52. Ayo! Susun Rencana Dadakan!
"Dadada didadida!"
Ketika senandung itu mendarat di telinganya, Haris segera bangkit dari duduk. Tepat beberapa menit sebelum jam makan malam, ternyata Sekar sudah kembali. Dengan wajah riang gembira tentunya.
"Mama baru pulang?"
Suara Haris membuat Sekar menghentikan senandung bahagianya. Pun turut menghentikan langkahnya. Menyadari bahwa ada Haris yang menghampirinya dan dengan serta merta mengajaknya untuk duduk dulu di ruang keluarga.
Masih ada beberapa menit sebelum makan malam dimulai. Haris tidak akan menyia-nyiakan kesempatan untuk menginterogasi sang ibu.
"Aku udah nungguin dari tadi."
Sekar mencibir dengan kesan nakal. Jelas sekali ia tau mengapa Haris sampai menunggu kepulangannya. Tentu saja itu karena Haris penasaran dengan apa yang terjadi di pertemuan kedua antara Sekar dan Vanny. Dan melihat wajah Sekar yang berseri-seri, tentu saja rasa penasaran Haris semakin menjadi-jadi.

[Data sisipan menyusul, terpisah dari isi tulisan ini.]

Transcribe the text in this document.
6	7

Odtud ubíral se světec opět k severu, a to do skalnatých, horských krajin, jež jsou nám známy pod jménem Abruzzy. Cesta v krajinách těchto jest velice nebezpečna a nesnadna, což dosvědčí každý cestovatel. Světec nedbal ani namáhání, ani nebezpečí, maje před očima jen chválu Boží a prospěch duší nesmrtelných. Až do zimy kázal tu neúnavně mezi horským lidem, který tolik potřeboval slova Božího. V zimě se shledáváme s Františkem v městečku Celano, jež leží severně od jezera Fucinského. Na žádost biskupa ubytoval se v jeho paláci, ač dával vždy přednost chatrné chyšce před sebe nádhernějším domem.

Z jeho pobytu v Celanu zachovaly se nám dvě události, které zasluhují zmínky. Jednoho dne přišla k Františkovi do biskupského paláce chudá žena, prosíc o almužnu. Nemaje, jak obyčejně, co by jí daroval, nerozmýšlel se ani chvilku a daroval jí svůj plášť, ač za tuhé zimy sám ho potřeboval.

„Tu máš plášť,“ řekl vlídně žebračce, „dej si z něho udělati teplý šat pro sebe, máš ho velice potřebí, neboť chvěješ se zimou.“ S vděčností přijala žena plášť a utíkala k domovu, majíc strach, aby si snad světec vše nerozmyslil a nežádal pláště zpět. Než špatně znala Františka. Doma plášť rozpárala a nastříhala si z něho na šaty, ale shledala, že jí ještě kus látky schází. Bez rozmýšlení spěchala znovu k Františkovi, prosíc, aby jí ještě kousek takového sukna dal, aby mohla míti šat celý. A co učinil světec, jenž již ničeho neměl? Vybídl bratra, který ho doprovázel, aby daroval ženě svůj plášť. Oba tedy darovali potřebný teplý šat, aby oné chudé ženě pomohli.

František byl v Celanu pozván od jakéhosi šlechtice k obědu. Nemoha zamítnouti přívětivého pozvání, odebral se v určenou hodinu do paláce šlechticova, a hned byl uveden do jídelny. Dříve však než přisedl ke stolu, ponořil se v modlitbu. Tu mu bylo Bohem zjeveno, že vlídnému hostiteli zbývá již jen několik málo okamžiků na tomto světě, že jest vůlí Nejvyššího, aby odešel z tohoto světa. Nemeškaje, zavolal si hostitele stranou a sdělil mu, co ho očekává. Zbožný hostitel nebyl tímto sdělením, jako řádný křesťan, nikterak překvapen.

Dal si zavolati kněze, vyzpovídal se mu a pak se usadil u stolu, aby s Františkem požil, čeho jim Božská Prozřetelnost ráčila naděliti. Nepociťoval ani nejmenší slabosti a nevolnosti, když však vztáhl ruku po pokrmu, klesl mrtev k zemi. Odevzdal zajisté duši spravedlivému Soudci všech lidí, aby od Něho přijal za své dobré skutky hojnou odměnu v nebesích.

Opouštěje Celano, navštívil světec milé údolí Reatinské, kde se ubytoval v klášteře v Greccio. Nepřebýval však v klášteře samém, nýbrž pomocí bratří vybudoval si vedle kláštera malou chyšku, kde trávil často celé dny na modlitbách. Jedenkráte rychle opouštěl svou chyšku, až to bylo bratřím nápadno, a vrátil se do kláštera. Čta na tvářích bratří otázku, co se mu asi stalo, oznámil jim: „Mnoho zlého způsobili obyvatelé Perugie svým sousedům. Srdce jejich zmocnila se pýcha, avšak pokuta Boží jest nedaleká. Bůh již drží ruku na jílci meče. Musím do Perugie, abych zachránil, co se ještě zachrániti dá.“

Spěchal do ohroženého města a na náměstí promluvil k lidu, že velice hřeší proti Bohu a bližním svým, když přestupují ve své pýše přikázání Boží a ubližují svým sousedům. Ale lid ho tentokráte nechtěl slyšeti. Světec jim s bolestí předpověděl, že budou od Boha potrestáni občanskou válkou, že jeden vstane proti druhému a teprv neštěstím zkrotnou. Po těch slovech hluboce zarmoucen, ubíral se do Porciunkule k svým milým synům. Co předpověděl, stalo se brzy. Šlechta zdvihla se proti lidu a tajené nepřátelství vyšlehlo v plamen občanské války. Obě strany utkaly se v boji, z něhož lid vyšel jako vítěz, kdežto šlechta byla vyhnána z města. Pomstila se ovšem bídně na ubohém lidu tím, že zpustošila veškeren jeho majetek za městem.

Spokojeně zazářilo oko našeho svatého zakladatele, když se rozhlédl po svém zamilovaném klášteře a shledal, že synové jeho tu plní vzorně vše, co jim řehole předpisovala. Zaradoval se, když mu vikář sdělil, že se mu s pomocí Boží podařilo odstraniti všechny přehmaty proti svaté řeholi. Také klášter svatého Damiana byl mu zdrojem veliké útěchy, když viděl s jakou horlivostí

"Ngomong-ngoomong Mama kelihatan seneng banget," lirih Haris dengan tatapan menyelidik. "Kenapa?"
Tidak langsung menjawab, Sekar justru terkekeh.
"Ma, please," rengek Haris seraya mengguncang tangan Sekar. "Jawab. Mama kenapa kelihatan seneng banget?"
Masih belum mendapatkan jawaban untuk rasa penasarannya, Haris makin geregetan dengan ibunya. Terus merengek hingga pada akhirnya Sekar justru balik bertanya padanya.
"Coba tebak kenapa Mama seneng?"
Tentu saja Haris tidak menjawab pertanyaan itu. Alih-alih ia manyun. Melepaskan tangan Sekar dengan wajah tertekuk. Cemberut seraya menggerutu.
"Ih, kamu ini!"
Buru-buru, kali ini justru Sekar yang meraih tangan Haris. Kekehannya berhenti. Khawatir kalau Haris merajuk lagi.
"Tentu saja Mama senang karena ada kaitannya dengan Vanny."
Bibir Haris masih manyun. Tapi, ia melirik dan mendapati senyum menggoda ibunya.
"Buruan cerita, Ma. Mama dan Vanny tadi ngapain aja?" tanya Haris lagi. Sempat terbersit untuk merajuk, tapi sungguh. Rasa penasarannya mampu menahan sifat suka merajuknya. "Please, jangan buat aku penasaran."
Wajah Haris yang penuh dengan rasa penasaran membuat Sekar merasa geli. Tak mampu menahan, tawanya pun meledak.
"Hahahaha. Pengen tau ya Mama dan Vanny tadi ngapain?"
Haris berdecak. Tampak kesal juga lantaran merasa dipermainkan Sekar dari tadi.
"Mama ini. Beneran deh. Tau gitu, aku pergi juga ke rumah Vanny."
Tawa Sekar semakin menjadi-jadi. Sungguh ia tidak pernah mengira kalau masa-masa Haris jatuh cinta akan membuat ia sebahagia ini. Melihat wajah kesal Haris tentu saja membuat Sekar menjadi geli sendiri.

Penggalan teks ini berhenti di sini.